Noch nie da gewesen
Schweiz: Gemeinde will deutsches Paar abschieben
Wie die Schweizer Tageszeitung "Blick" am Freitag berichtete, geht es in der brisanten Causa um ein Zahnarzt-Ehepaar, das "vor einigen Jahren in die Gemeinde Dulliken zog und beharrlich keine Steuern zahlt". Die Familie mit zwei Kindern und drei Hunden lebe in einem gemieteten Reihenhaus.
"Gesellschaftsschädigendes Gebaren"
Laut dem Bericht reagiere das Paar prinzipiell nicht auf Zahlungsaufforderungen, Steuererklärungen würde es demnach erst gar nicht einreichen. In dem entsprechenden Sitzungsprotokoll des Gemeinderats vom 7. Mai werde dies als "gesellschaftsschädigendes Gebaren" bezeichnet.
Der Mann und die Frau aus Deutschland leben dank einer Aufenthaltsbewilligung in der Schweiz. Aber womöglich nicht mehr lange – denn der Gemeinderat interveniert nun beim Amt für Migration des Kantons Solothurn, "damit diesem Ehepaar die Aufenthaltsbewilligung nicht mehr verlängert respektive entzogen wird", wie es im Sitzungsbericht heißt.
"Man muss mit der Faust auf den Tisch hauen"
Der Entschluss des Gremiums sei einstimmig gefallen, erklärte dazu Gemeinderatspräsident Theophil Frey. "Wenn jemand die Steuern nicht bezahlt, geht das auf Kosten der Allgemeinheit. Also jener, die ihre Steuern ehrlich bezahlen. Irgendwann muss man mit der Faust auf den Tisch hauen."
Einen vergleichbaren Fall habe es in Schweiz laut "Blick" noch nie gegeben.
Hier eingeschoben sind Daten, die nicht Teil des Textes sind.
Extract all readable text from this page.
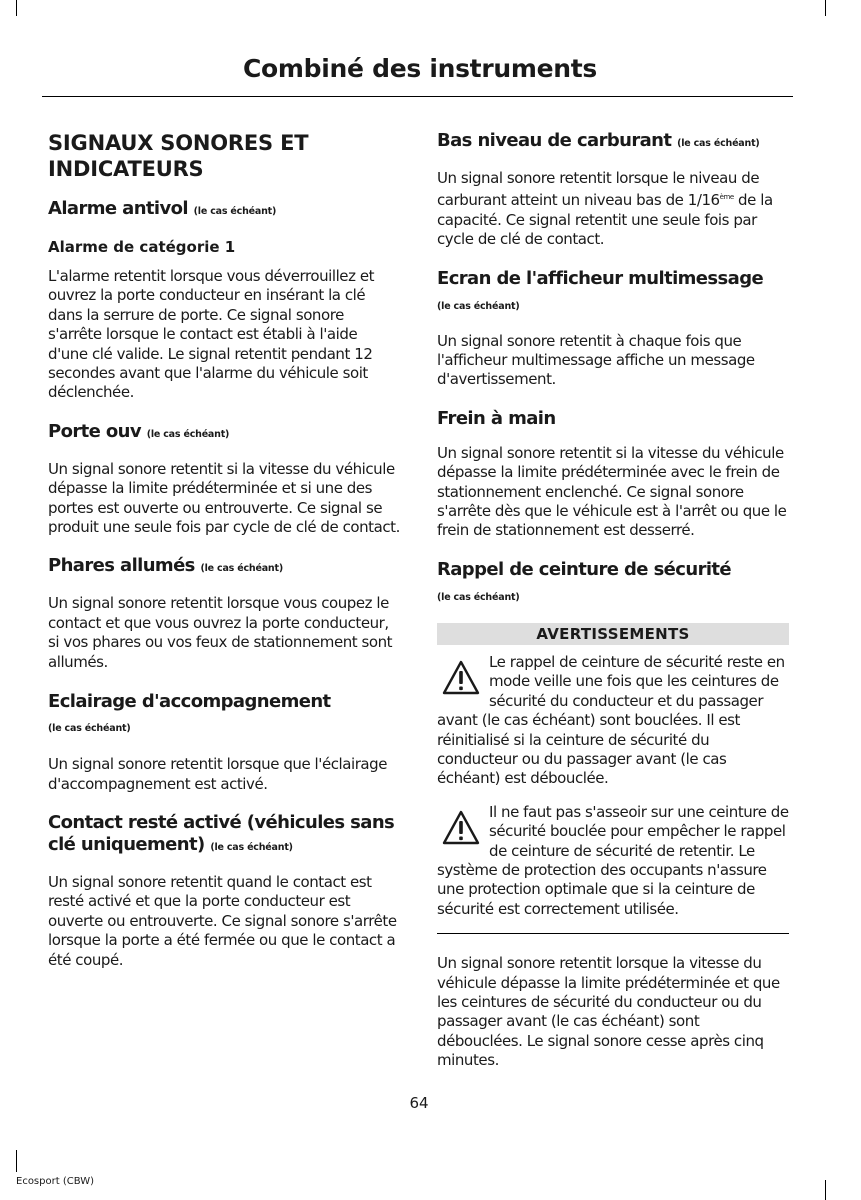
Combiné des instruments
SIGNAUX SONORES ET INDICATEURS
Alarme antivol (le cas échéant)
Alarme de catégorie 1

L'alarme retentit lorsque vous déverrouillez et ouvrez la porte conducteur en insérant la clé dans la serrure de porte. Ce signal sonore s'arrête lorsque le contact est établi à l'aide d'une clé valide. Le signal retentit pendant 12 secondes avant que l'alarme du véhicule soit déclenchée.

Porte ouv (le cas échéant)

Un signal sonore retentit si la vitesse du véhicule dépasse la limite prédéterminée et si une des portes est ouverte ou entrouverte. Ce signal se produit une seule fois par cycle de clé de contact.

Phares allumés (le cas échéant)

Un signal sonore retentit lorsque vous coupez le contact et que vous ouvrez la porte conducteur, si vos phares ou vos feux de stationnement sont allumés.

Eclairage d'accompagnement (le cas échéant)

Un signal sonore retentit lorsque que l'éclairage d'accompagnement est activé.

Contact resté activé (véhicules sans clé uniquement) (le cas échéant)

Un signal sonore retentit quand le contact est resté activé et que la porte conducteur est ouverte ou entrouverte. Ce signal sonore s'arrête lorsque la porte a été fermée ou que le contact a été coupé.

Bas niveau de carburant (le cas échéant)

Un signal sonore retentit lorsque le niveau de carburant atteint un niveau bas de 1/16ème de la capacité. Ce signal retentit une seule fois par cycle de clé de contact.

Ecran de l'afficheur multimessage
(le cas échéant)

Un signal sonore retentit à chaque fois que l'afficheur multimessage affiche un message d'avertissement.

Frein à main

Un signal sonore retentit si la vitesse du véhicule dépasse la limite prédéterminée avec le frein de stationnement enclenché. Ce signal sonore s'arrête dès que le véhicule est à l'arrêt ou que le frein de stationnement est desserré.

Rappel de ceinture de sécurité
(le cas échéant)
AVERTISSEMENTS

Le rappel de ceinture de sécurité reste en mode veille une fois que les ceintures de sécurité du conducteur et du passager avant (le cas échéant) sont bouclées. Il est réinitialisé si la ceinture de sécurité du conducteur ou du passager avant (le cas échéant) est débouclée.

Il ne faut pas s'asseoir sur une ceinture de sécurité bouclée pour empêcher le rappel de ceinture de sécurité de retentir. Le système de protection des occupants n'assure une protection optimale que si la ceinture de sécurité est correctement utilisée.

Un signal sonore retentit lorsque la vitesse du véhicule dépasse la limite prédéterminée et que les ceintures de sécurité du conducteur ou du passager avant (le cas échéant) sont débouclées. Le signal sonore cesse après cinq minutes.

64
Ecosport (CBW)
Falls die Bewilligung verfällt, bliebe der Familie nichts andres übrig, als Dulliken tatsächlich den Rücken zu kehren. "Ausländischen Personen, die das Land verlassen müssen, wird eine Ausreisefrist gesetzt", hieß es auf Nachfrage beim Migrationsamt. "Sie haben die Pflicht, diese einzuhalten." Wie es in der Causa nun weitergehe, werde "in Bälde entschieden werden".
Die Schweizer Probleme mit den Deutschen
Der Fall des deutschen Ehepaares fällt zusammen mit dem neu aufgeflammten Debattensturm in der Schweiz. "Wir haben zu viel Deutsche im Land" ("Es hätt zvill Tüütschi"), erklärte Natalie Rickli, Abgeordnete der rechtskonservativen Schweizerischen Volkspartei, für deutsche Ohren fast niedlich klingend Ende April im Schweizer Fernsehen. Deutsche nähmen den Schweizern zunehmend Jobs weg, deshalb sei es längst angebracht, die Zuwanderung aus dem nördlichen Nachbarland stark zu drosseln.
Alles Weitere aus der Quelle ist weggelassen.